Before watching, I recommend taking off your shoes to allow for your toes curling.

 
“Fuel bills will be lower for everyone” were the words of the Vote Leave campaign leaders, Boris Johnson and Michael Gove, writing for the Sun in May 2016, a month before the EU Referendum vote.
 
Boris Johnson during the referendum "Post Brexit utility bills will be cheaper". Post actual Brexit, Dorres and Sunak visit British Gas wearing BG hi vis vests, three days later my utility company goes under and everyone who has commented so far, has been swapped to British Gas and their bills have gone up by over 10%. British electricity is now between 3 and 4 times more expensive to the consumer than Scandinavian, German and French electricity.
 
Boris Johnson during the referendum "Post Brexit utility bills will be cheaper". Post actual Brexit, Dorres and Sunak visit British Gas wearing BG hi vis vests, three days later my utility company goes under and everyone who has commented so far, has been swapped to British Gas and their bills have gone up by over 10%. British electricity is now between 3 and 4 times more expensive to the consumer than Scandinavian, German and French electricity.
That was the prospectus. It’s now time for “take back control”.
Oh, and “you can always vote them out”.
 
Hi peeps, this is going back a bit but it just popped up on my Twitter feed:

https://twitter.com/marcusjdl/status/1119940289110712321

I assume this was broadcast soon after the 2016 referendum result. I missed it at the time but it's shocking to hear Marr effectively regurgitating far-right talking points with, seemingly, no critical reflection.

Does anyone remember this edition of the Andrew Marr Show? Was it really as bad as this makes it sound?
 
Hi peeps, this is going back a bit but it just popped up on my Twitter feed:

https://twitter.com/marcusjdl/status/1119940289110712321

I assume this was broadcast soon after the 2016 referendum result. I missed it at the time but it's shocking to hear Marr effectively regurgitating far-right talking points with, seemingly, no critical reflection.

Does anyone remember this edition of the Andrew Marr Show?
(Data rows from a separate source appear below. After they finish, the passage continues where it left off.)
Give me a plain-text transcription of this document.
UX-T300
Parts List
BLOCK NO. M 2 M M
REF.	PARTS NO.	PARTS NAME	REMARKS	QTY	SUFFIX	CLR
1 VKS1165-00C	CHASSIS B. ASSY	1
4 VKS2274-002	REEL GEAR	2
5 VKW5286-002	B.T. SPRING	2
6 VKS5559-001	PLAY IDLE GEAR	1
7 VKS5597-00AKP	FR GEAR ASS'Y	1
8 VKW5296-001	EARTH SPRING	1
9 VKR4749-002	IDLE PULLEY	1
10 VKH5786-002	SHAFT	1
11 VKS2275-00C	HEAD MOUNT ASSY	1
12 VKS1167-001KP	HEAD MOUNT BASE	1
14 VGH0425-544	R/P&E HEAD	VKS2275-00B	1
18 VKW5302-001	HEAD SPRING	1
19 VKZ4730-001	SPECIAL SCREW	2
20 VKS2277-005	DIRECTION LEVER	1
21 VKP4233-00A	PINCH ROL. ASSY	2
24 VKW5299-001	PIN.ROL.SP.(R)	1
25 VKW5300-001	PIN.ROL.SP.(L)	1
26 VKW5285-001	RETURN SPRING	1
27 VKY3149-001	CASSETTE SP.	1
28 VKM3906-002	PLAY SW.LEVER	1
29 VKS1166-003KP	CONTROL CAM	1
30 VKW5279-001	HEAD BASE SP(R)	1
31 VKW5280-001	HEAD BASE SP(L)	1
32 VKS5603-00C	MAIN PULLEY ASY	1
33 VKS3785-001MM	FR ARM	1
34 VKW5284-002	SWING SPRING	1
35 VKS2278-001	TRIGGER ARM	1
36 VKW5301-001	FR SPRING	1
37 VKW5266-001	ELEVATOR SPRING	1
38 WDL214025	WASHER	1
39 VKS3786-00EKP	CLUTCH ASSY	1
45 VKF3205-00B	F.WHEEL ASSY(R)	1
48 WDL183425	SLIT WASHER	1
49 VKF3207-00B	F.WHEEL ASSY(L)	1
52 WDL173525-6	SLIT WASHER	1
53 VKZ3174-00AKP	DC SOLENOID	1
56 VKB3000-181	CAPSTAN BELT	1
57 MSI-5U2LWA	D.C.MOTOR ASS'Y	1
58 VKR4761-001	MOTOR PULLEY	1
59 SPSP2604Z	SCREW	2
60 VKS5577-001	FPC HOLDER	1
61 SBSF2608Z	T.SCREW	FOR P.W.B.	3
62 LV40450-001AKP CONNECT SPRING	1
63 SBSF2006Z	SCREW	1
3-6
Was it really as bad as this makes it sound?
It does sound like a monologue comprised of the main, narrow cultural analysis for Brexit, rather than Marr's personal opinion, though who can tell what that wolf in sheep's clothing really thinks since he goalpost shifts so much? He's definitely a mouthpiece for the right-wing apologists.
 
How many people here have a magical 'blue passport'? I had to renew mine a couple of months back (first time I did it by international post and surprisingly it was very rapid - two weeks!). And it just looks the same, but blue. Woohoo. Oh, and that it's now only valid for shuttling back and forth between two countries.
 
How many people here have a magical 'blue passport'? I had to renew mine a couple of months back (first time I did it by international post and surprisingly it was very rapid - two weeks!). And it just looks the same, but blue. Woohoo. Oh, and that it's now only valid for shuttling back and forth between two countries.
Me. Except it’s black to my eyes and so was my first many years ago.

There isn’t anything magical about it.